Llegados a este punto, entiendo la cultura como una forma de estar en el mundo; guarda mucha relación con la ideología y, si no siempre, a veces puede convertirse en una acción política. Evidentemente, leer a Bukowski, escuchar soul y asistir a una representación de “La fanciulla del West” pueden ser compatibles entre sí (y de hecho somos bastantes a quienes nos gustan esas tres cosas tan distintas), pero si tras unas declaraciones pacatas de algún prócer episcopal alguien dice en público que prefiere entretenerse con el autor de “Erecciones, eyaculaciones, exhibiciones”, esa opción se convierte en un aguijón cargado de intencionalidad muy distinta a quien hubiera contestado que admira a Sam Cook. En el primer caso se tomaría como provocación, en el segundo como simple desinterés por lo que pudiera haber dicho el representante de los obispos. 

Nada, por tanto, es menos neutro que la cultura, no solo desde el ámbito ideológico o de valores al que me he referido, sino también por ese cultivo de la personalidad que, poco a poco, se va forjando a través de lo que leemos, escuchamos, hablamos, observamos, etc. Por eso los pueblos que, como el nuestro, paulatinamente se desentienden de ella, acaban en un cajón de sastre al albur de la consigna de cualquier cantamañanas, ya sea periodista, político, brujo o titiritero. Cultivarse es sacar lo mejor de nosotros mismos, porque nos convierte en pensadores libres… y no es lo mismo cien que ochenta, aunque podamos disfrutar y emocionarnos tanto con una canción de Jacques Brel como con la catedral de Chartres o, como yo esta semana, leyendo “Apología del metasuicidio”, de Eric Von Gerö, un autor iconoclasta que disfruta sacudiendo las columnas de los biempensantes, voten al partido que voten (o no voten).


3 de febrero de 2015

Lo que aprendí de ti




Para Joaquín, mi padre

Siempre supe que ninguna persona reemplaza a otra, pero es ahora cuando puedo decir que lo he asimilado.

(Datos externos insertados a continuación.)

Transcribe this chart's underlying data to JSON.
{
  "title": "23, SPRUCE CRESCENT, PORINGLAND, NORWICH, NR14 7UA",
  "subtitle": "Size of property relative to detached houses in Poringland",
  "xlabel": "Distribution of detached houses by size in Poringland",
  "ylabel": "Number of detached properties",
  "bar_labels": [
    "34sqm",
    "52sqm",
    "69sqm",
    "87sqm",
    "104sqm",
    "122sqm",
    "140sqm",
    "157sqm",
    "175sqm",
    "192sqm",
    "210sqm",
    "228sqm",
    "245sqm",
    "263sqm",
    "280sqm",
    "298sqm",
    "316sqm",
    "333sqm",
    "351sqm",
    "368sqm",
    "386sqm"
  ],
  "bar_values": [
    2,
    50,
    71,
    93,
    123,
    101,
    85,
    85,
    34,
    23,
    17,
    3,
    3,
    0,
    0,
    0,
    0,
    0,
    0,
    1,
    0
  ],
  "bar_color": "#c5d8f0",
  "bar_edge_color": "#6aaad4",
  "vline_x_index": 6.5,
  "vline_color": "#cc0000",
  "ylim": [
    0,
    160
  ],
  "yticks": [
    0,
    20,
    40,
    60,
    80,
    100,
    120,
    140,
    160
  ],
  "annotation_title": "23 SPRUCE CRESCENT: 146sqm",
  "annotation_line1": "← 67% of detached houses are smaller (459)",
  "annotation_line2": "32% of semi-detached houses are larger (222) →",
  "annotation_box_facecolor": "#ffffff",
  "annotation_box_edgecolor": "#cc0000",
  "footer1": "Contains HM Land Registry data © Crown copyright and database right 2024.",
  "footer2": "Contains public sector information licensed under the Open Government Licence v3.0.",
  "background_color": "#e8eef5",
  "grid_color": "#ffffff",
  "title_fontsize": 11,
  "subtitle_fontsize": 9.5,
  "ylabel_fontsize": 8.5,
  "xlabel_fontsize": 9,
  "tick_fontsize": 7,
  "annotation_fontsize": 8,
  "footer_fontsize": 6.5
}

Cada cual ocupa un lugar concreto y definido en la vida de los demás, albergado en el núcleo de la existencia. Desde la infancia vamos descubriendo que no todos representan lo mismo para nosotros y que la huella que nos dejan va más allá del parentesco, la amistad o el oportunismo. Por eso, ahora que ya no puedo coger tu mano ni darte un beso ni llenarte el vaso con agua, agradezco tener un corazón que me ayude a recordarte, un corazón cincelado por vientos emotivos, más que por imperturbables palabras.

Recordar es hacer que las cosas surquen dos veces nuestros corazones y he aquí que se recuerda con dicho órgano y no con la cabeza. Perdemos el tiempo buscando aromas, voces o paisajes allá donde anidan logaritmos y declinaciones, pues la memoria nunca ha sido sinónimo de conocimiento ni de ideas. Se rememora desde el sentimiento y, como al fin y al cabo este es selectivo, yo termino acordándome siempre de lo mejor y más luminoso, en detrimento de amarguras y sombras.

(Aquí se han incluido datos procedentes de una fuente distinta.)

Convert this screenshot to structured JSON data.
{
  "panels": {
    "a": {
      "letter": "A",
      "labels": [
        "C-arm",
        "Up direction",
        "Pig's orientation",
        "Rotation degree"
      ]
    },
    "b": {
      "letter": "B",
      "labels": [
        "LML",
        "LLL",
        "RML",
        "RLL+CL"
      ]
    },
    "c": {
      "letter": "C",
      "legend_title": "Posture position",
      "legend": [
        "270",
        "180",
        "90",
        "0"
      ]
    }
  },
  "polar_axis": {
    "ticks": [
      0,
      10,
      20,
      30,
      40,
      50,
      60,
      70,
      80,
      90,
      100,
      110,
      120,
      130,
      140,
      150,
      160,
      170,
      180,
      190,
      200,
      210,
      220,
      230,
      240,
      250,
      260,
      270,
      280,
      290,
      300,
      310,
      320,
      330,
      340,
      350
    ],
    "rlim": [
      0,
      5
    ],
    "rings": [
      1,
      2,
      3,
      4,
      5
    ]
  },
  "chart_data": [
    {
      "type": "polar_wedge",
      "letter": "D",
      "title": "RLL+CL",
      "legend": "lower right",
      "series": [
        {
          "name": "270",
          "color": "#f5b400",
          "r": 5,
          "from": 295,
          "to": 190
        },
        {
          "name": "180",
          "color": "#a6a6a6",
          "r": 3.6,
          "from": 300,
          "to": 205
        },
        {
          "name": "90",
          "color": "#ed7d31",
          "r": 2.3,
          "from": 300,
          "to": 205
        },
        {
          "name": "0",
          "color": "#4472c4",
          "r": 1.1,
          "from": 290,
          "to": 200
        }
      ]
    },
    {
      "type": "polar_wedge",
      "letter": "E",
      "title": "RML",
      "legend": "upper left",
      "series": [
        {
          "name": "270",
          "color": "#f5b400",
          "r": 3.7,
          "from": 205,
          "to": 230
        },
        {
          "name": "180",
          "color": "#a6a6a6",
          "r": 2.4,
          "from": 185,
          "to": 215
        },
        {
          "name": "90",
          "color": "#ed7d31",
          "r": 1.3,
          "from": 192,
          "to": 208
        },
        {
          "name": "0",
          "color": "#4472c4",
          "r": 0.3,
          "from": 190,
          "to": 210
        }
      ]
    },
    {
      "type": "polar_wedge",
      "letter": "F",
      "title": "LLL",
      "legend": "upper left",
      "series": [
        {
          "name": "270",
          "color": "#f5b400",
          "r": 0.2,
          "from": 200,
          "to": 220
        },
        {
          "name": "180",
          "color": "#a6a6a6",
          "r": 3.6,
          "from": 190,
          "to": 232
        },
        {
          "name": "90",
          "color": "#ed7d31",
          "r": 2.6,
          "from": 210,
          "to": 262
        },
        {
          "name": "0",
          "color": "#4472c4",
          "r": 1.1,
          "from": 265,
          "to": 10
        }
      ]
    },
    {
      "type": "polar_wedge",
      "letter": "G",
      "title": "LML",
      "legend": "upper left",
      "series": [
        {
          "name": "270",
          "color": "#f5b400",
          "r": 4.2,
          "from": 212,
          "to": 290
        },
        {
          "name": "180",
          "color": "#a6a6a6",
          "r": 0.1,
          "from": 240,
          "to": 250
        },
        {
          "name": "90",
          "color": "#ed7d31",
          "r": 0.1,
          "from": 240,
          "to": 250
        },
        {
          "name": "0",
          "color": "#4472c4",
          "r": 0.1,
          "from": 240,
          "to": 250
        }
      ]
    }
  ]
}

Vivir es crecer, crecer es aprender, aprender es fijarse. Desde pequeña observé que tus difuntos estaban presentes en tu vida y que los recordabas desde la alegría y la calma, sin pesares, abatimientos o largos desconsuelos. Por eso, lo que aprendí de ti es tan complejo y simple al mismo tiempo, pues me enseñaste a vivir con ausencias. Nada reemplaza a nadie, todo sigue ocupando su lugar en nuestros corazones… y nos asomamos al balcón de la esperanza, ávidos de atesorar más recuerdos.